Where Goalminder is different, is that it utilises a total of 24 cameras implanted in the goalposts, 16 of them concentrating solely on the goal-line.
Goalminder's founders say data from the cameras is processed instantaneously by a box behind the goal, and a verdict on whether the ball has crossed the line is transmitted within one second to a referee's wristwatch.
The strict testing regime is being carried out behind closed doors, but news of the researchers' visit to Rochdale will reassure football fans that the technology is finally on its way.
The Rochdale tests are part of the first phase of trials of nine European-based systems.
The system's inventor, electrician Harry Barnes, patented the technology in the 1990s and has watched it improve ever since.
He told Sky News: "If you take my system, we have eight cameras in each post, eight cameras in the crossbar. You get a definitive shot of the ball crossing the line, straight in line where the camera should be, no error. (It's a) fantastic system."
The aim - accepted now by Fifa as long as a reliable system can be found - is to rule out the possibility that a clear goal, like Frank Lampard's against Germany in the last World Cup, could be missed by the officials.
Goalminder would cost £100,000 to install in grounds.
A final decision on whether to adopt the technology - and, if so, which systems to go with - is expected next July, following a second round of testing in March but the initial reactuions to the concept and the Goalminder version have been positive.
General secretary of the Football Association Alex Horne says "it might be possible" to introduce goal-line technology in time for the start of the 2012/13 Premier League season.
Speaking to BBC Sport's Leon Mann, Horne explains that the English FA remains supportive of the technology, which is used to determine whether the ball has crossed the line.
But he adds that implementing a system in time for the start of the 2012/13 Premier League season depends on testing and securing agreement from other members of the International Football Association Board.
Former Manchester United winger Lee Sharpe says the use of goal-line technology in football is "well overdue", saying "it would be stupid not to put it straight in" as long as the technology is ready to be used.

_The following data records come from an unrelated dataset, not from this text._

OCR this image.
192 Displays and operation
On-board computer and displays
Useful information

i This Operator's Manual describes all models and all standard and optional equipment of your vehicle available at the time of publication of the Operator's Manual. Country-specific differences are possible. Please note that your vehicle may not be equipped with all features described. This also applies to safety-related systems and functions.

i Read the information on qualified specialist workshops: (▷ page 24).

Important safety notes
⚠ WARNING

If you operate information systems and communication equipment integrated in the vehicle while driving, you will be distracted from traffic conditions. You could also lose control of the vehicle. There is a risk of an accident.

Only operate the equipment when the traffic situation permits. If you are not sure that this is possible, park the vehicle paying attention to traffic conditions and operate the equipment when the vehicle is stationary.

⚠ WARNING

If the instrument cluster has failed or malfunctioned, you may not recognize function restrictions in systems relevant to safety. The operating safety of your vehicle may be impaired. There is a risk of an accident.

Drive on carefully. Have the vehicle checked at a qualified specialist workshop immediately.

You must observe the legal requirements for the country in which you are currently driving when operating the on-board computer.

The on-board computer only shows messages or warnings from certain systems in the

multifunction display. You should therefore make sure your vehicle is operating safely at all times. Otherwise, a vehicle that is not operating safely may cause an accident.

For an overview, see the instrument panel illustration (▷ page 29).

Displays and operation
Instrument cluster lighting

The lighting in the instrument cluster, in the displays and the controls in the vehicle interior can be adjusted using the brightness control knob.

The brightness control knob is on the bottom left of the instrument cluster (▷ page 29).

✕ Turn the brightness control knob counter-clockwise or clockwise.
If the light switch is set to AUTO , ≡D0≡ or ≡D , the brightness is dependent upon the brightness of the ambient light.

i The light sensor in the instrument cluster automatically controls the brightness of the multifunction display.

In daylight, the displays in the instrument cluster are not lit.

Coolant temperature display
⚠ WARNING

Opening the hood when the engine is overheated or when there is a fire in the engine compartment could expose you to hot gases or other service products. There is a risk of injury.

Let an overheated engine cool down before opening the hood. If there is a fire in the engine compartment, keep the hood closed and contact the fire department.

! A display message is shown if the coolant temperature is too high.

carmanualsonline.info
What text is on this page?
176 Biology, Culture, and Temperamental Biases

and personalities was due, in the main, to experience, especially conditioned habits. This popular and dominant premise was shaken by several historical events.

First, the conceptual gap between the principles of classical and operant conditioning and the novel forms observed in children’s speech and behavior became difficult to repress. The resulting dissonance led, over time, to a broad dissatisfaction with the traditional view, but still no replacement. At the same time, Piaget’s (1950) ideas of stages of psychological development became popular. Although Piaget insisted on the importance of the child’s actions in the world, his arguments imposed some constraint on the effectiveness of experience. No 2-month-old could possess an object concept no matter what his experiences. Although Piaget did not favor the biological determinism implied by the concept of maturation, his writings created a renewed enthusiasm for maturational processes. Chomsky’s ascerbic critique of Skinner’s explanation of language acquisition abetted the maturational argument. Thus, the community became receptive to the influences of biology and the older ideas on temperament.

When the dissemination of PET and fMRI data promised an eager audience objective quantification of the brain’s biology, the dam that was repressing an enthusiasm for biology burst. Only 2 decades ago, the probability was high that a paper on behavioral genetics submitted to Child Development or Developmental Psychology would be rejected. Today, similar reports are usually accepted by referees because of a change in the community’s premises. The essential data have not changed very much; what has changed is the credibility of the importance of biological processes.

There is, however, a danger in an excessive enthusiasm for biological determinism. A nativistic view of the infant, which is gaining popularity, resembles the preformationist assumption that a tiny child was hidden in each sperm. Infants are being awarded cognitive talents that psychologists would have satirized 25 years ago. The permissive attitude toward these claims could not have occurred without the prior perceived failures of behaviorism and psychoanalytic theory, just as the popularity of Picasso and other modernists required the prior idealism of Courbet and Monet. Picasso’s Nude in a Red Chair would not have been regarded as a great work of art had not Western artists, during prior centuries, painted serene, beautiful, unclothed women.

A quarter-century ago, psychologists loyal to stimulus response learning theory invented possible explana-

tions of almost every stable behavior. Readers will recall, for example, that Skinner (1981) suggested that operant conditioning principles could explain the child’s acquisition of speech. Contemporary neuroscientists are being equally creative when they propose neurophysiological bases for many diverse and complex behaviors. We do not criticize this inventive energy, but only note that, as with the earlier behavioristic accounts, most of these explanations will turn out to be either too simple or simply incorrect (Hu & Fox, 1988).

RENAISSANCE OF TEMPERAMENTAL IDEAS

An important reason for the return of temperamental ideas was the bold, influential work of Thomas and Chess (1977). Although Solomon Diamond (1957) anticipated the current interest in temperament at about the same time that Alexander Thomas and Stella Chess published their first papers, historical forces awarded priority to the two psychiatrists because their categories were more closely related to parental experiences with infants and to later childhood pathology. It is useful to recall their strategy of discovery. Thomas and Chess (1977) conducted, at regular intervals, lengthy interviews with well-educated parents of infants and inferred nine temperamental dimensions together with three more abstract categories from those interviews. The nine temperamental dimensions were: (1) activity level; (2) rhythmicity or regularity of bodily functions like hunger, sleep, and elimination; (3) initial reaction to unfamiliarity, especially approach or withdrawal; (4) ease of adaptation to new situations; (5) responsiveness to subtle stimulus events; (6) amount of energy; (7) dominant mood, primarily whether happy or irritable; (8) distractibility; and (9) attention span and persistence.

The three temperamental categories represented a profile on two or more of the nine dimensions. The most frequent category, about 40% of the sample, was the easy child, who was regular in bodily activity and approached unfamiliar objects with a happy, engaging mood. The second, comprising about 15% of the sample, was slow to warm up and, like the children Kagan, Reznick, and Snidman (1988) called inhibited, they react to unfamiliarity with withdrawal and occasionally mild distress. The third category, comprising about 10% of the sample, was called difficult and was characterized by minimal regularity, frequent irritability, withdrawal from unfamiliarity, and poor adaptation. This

"The technology is there now where if the ball crosses the line, you get a little bleep or a flashing light or something like that straight away then, yeah, I say bring it in," he said.
"If it's going to take a couple of seconds to stop and take a look at it then you can't do it. I think it needs to come in."
BBC Sport's Mark Lawrenson believes the introduction of goal-line technology in football is long overdue.
Speaking to BBC Radio 5 live, Lawrenson says other sports like cricket and tennis have proved technology can be used successfully and believes it's about time football caught up.